Non sono stati effettuati studi di interazione. L'uso durante anestesia con alotano e ossigeno non e' stato studiato.

EFFETTI INDESIDERATI

Frequenze reazioni avverse: molto comune (>=1/10); comune (>=1/100, <1/10); non comune (>=1/1.000, <1/100); raro (>=1/10.000, <1/1.000); molto raro (<1/10.000); non nota. Patologie del sistema emolinfopoietico. Non comune: eosinofilia. Patologie del sistema nervoso. Comune: disgeusia (alterazione del gusto), cefalea; raro: tinnito, vertigine, parestesia. Patologie dell'occhio. Non nota: disturbi visivi. Patologie cardiache. Raro: tachicardia ventricolare. Patologie respiratorie, toraciche e mediastiniche. Non comune: dispnea. Patologie vascolari. Comune: rossore. Patologie gastrointestinali. Comune: nausea. Patologie sistemiche e condizioni relative alla sede di somministrazione. Comune: sensazione di calore; non comune: dolore toracico. Disturbi del sistema immunitario. Non nota: sintomi di tipo allergico (ad es. reazione o shock anafilattoide, edema facciale, orticaria).

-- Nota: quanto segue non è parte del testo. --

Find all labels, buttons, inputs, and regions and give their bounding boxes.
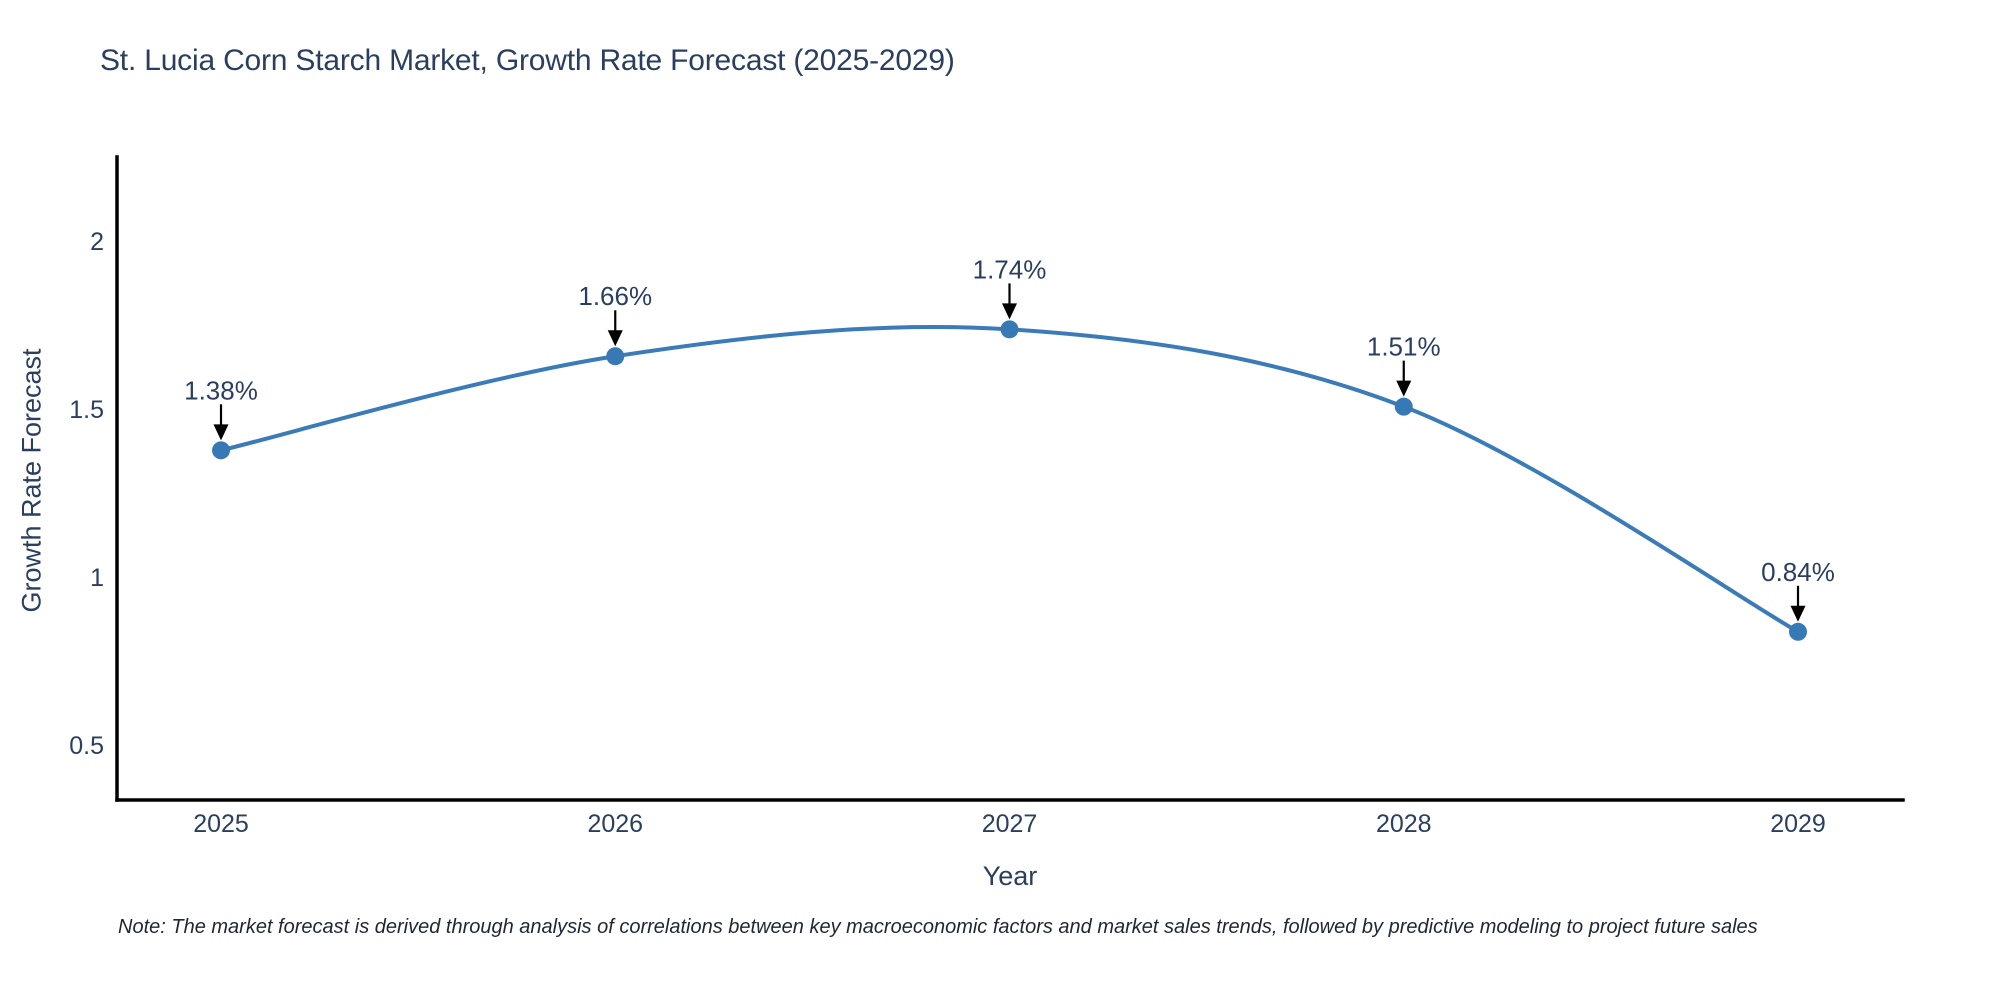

Segnalare qualsiasi reazione avversa sospetta tramite il sistema nazionale di segnalazione.

GRAVIDANZA E ALLATTAMENTO

La sicurezza durante la gravidanza non e' stata determinata. In coniglie gravide esposte a dosi giornaliere di 2,5 ml/kg (circa 15 volte lamassima dose clinica raccomandata) durante l'organogenesi, furono osservati fenomeni di tossicita' materna ed embrio-fetale come la dilatazione, da leggera a forte, dei ventricoli cerebrali negli embrioni di coniglio. L'importanza clinica di questi risultati non e' nota. Il medicinale non deve quindi essere utilizzato in gravidanza a meno che i benefici non superino i rischi e che l'uso non sia stato considerato necessario dal medico. Non e' noto se il farmaco venga escreto nel latte materno. Bisogna quindi fare attenzione se si somministra il prodotto a donne che allattano al seno.